The first she talked about was Eros. Coming from Greek, it means “desire” or “love”, but we commonly know it as the lusty side of love; the side of love that doesn’t think but acts on yearning and craving and physical fulfillment. (After pointing out some icky Songs of Solomon from the bible illustrating physical love’s delight, she referenced that part of Frozen where Anna felt love at first sight with Hans without really knowing anything about him. Let’s be honest– he was just serious man-candy.)
The second type was Philos (philia) Again with the Greek– it translates to “affectionate regard” or “friendship”. This is the kind of love we feel for friends and family– the connection we share that is sometimes physical but also largely mental. (This was exemplified by the relationship between Sven and Kristoff, and Anna and Elsa towards the beginning of the movie when they were playing happily with each other like good little sisters).
And lastly, we come to my Youth Leader’s favorite– Agape. (uh-GAH-pay) Translating to “love of the highest form”, this is the kind of love that is all heart and deeper than the human mind can grasp sometimes. My Youth Leader described that it was different from all of the other love forms– that it relies on holistic action, utilization of the idea “I love you therefore ____”. …And this kind of love serves as the centerpiece of Frozen– when Anna gives up herself and puts herself in front of evil’s blade to save her sister. This love, by default, is bigger than both people involved in it. Our Youth Leader said that if there is anything one takes away from the bible, it’s this kind of love. “To love each other as ourselves”, and just be prepared to put all of everything you are into a positivity that does nothing but touches and exudes out to other people.
And it’s cool how all of these fit together. This is a trifecta– you can’t have one without the other two. And it’s even cooler how the first two are just small steps that inch towards the overwhelming complexity of agape love.
After she finished her mini-sermon, we talked as a group about how the various forms of love were applicable to our lives. Some mentioned paying it forward (literally) in a line for Girl Scout cookies, others mentioned 100% tips in the food industry, and fasting with friends who weren’t Christian, but Muslim, as a form of support. I didn’t have a chance to mention what first came to mind, but that’s okay.

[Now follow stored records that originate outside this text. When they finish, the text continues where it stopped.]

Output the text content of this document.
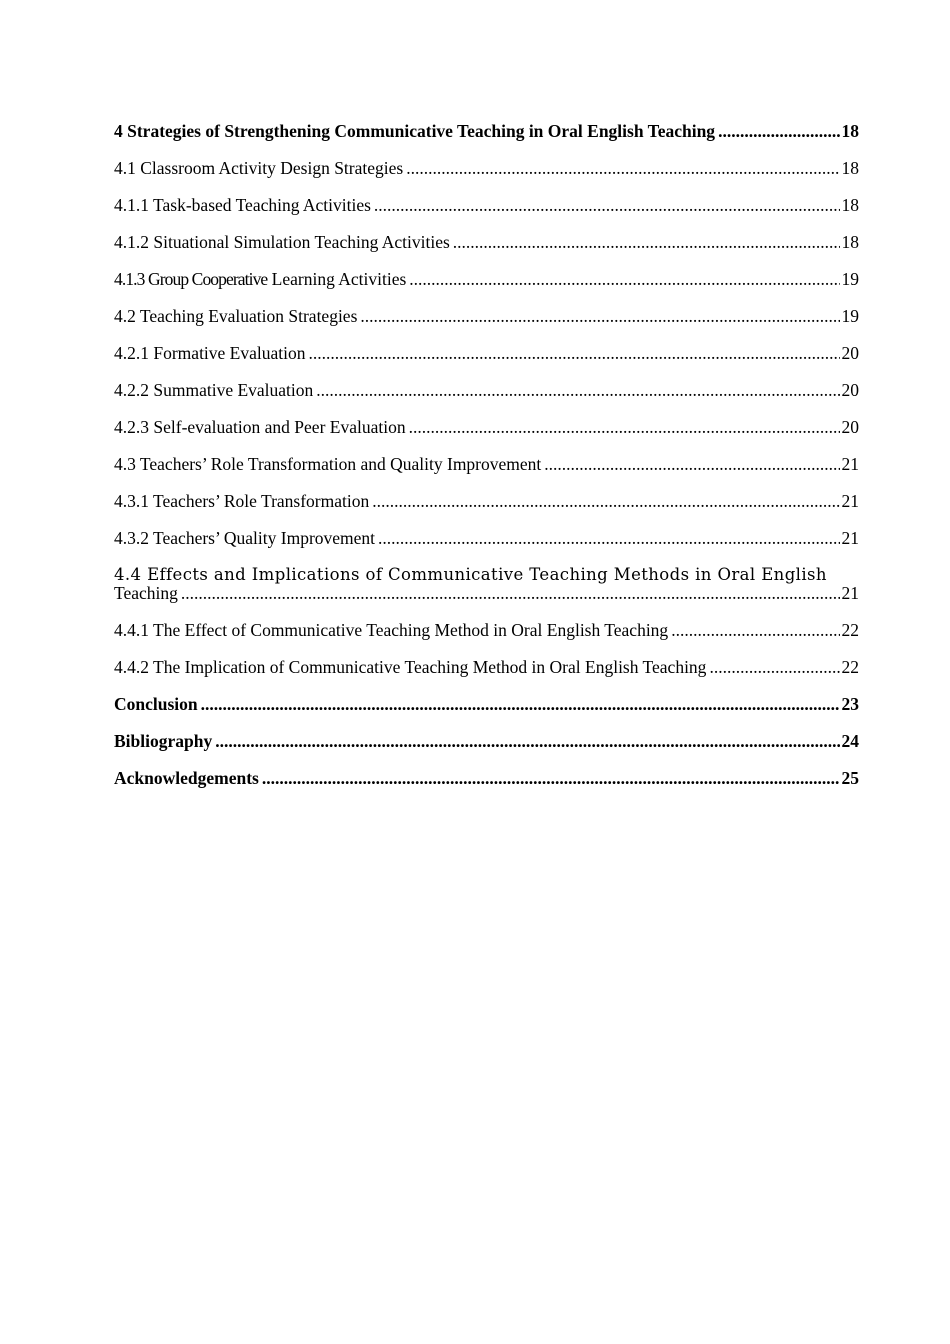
4 Strategies of Strengthening Communicative Teaching in Oral English Teaching .....	18
4.1 Classroom Activity Design Strategies .....	18
4.1.1 Task-based Teaching Activities .....	18
4.1.2 Situational Simulation Teaching Activities .....	18
4.1.3 Group Cooperative Learning Activities .....	19
4.2 Teaching Evaluation Strategies .....	19
4.2.1 Formative Evaluation .....	20
4.2.2 Summative Evaluation .....	20
4.2.3 Self-evaluation and Peer Evaluation .....	20
4.3 Teachers’ Role Transformation and Quality Improvement .....	21
4.3.1 Teachers’ Role Transformation .....	21
4.3.2 Teachers’ Quality Improvement .....	21
4.4 Effects and Implications of Communicative Teaching Methods in Oral English
Teaching .....	21
4.4.1 The Effect of Communicative Teaching Method in Oral English Teaching .....	22
4.4.2 The Implication of Communicative Teaching Method in Oral English Teaching .....	22
Conclusion .....	23
Bibliography .....	24
Acknowledgements .....	25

Some close to me know that I was adopted at a super young age. And I don’t know if I can speak for all adopted children out there… but in my situation… I can only imagine the amount of courage and agape required to make the decision my birth mother made. To knowingly give up your baby with the knowledge that keeping them may not permit them to survive; that giving them up to adoptive parents 3/4 of the way around the world would be the only hope for their survival and future. And though I never knew her (and doubt I will ever meet her), I have the biggest amount of pride and admiration for her act of agape– the selfless love that let me live.
My Youth Leader mentioned, as a symbol of how important this topic is to her, that she has “AGAPE” stickers on her car; that she hopes she can inspire us to share agape stickers with others.
Only, that these stickers won’t just be displayed on a car, but be adhered to others’ hearts.